Recently, William Acquavella has been joined by daughter Eleanor Dejoux and sons Nicholas and Alexander. In 2006, the gallery brokered a deal for the sale of a Picasso painting, Le Rêve, by the Las Vegas-based magnate Steve Wynn to the hedge fund manager Steven A. Cohen, for $139 million. The deal was cancelled after Wynn accidentally put his elbow through the canvas.
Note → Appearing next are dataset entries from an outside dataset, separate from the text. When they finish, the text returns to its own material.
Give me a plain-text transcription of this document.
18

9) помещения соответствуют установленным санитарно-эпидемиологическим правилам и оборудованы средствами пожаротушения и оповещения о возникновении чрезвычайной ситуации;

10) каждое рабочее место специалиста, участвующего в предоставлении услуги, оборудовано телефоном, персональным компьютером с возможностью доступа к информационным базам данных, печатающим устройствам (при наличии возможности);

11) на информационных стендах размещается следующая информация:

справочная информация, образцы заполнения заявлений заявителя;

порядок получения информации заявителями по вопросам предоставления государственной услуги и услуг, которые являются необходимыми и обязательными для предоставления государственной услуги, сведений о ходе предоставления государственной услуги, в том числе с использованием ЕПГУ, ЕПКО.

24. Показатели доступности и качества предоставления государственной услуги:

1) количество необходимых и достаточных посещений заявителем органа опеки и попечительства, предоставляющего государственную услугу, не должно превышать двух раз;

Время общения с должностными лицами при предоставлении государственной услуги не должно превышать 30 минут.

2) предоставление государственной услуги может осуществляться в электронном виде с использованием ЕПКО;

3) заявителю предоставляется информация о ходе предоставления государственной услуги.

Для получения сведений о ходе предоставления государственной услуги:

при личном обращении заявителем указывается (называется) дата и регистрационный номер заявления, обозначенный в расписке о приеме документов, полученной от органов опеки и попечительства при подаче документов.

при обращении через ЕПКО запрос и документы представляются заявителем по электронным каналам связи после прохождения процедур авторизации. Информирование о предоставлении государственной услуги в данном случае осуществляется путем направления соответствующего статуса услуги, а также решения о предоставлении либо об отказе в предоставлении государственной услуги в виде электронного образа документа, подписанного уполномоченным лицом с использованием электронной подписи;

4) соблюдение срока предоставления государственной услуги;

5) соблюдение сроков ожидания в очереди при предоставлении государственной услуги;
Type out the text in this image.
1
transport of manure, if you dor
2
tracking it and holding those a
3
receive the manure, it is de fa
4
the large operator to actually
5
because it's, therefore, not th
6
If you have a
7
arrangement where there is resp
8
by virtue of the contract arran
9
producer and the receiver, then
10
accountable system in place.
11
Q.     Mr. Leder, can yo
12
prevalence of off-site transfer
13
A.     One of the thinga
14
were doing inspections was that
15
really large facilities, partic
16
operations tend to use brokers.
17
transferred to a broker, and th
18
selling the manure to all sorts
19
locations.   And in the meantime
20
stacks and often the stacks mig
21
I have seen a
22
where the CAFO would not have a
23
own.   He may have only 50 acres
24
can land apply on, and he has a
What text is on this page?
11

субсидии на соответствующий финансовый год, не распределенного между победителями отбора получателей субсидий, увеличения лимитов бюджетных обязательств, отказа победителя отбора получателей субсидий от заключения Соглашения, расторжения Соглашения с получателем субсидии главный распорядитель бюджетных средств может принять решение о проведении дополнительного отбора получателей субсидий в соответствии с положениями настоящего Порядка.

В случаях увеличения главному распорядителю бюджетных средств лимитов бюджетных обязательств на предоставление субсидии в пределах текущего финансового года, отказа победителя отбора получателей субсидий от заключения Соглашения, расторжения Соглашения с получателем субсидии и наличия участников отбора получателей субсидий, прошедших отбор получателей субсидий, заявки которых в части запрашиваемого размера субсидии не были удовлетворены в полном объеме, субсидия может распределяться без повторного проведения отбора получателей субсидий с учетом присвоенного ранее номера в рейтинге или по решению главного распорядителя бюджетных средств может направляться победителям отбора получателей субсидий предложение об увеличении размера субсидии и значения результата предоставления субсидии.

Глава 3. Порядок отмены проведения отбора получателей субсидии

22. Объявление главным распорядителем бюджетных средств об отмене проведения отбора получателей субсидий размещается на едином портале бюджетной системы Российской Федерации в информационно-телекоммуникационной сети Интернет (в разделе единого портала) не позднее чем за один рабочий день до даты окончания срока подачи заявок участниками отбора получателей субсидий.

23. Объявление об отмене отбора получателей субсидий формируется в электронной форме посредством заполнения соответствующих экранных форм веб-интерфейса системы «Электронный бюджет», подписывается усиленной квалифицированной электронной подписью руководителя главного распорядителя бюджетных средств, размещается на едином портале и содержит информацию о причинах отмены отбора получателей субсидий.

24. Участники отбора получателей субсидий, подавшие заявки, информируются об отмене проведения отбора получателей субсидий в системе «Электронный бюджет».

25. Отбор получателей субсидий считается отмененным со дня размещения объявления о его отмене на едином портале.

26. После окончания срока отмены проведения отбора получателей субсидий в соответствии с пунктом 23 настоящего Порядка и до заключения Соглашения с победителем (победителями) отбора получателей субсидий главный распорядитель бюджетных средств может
In 2012, Picasso's Femme Assise Dans un Fauteuil (1941) to be offered at Sotheby's with a $20 million to $30 million presale estimate was damaged while in the care of Acquavella Galleries, according to a lawsuit filed in New York State Supreme Court by the insurer of its owner, Ted Forstmann.

==Exhibitions==
Numerous exhibitions have been presented at the gallery, including the works of Monet, Degas, Cézanne, Renoir, Pissarro, Bonnard, Tanguy, Léger, Picasso, Modigliani, Matisse, Rauschenberg, Sisley, Segonzac, Feininger, Giacometti, and Miró. Until his death in 2011, the gallery was the international agent for the British painter Lucian Freud. Today the gallery represents Wayne Thiebaud, Miquel Barceló, Jacob El Hanani, and Damian Loeb.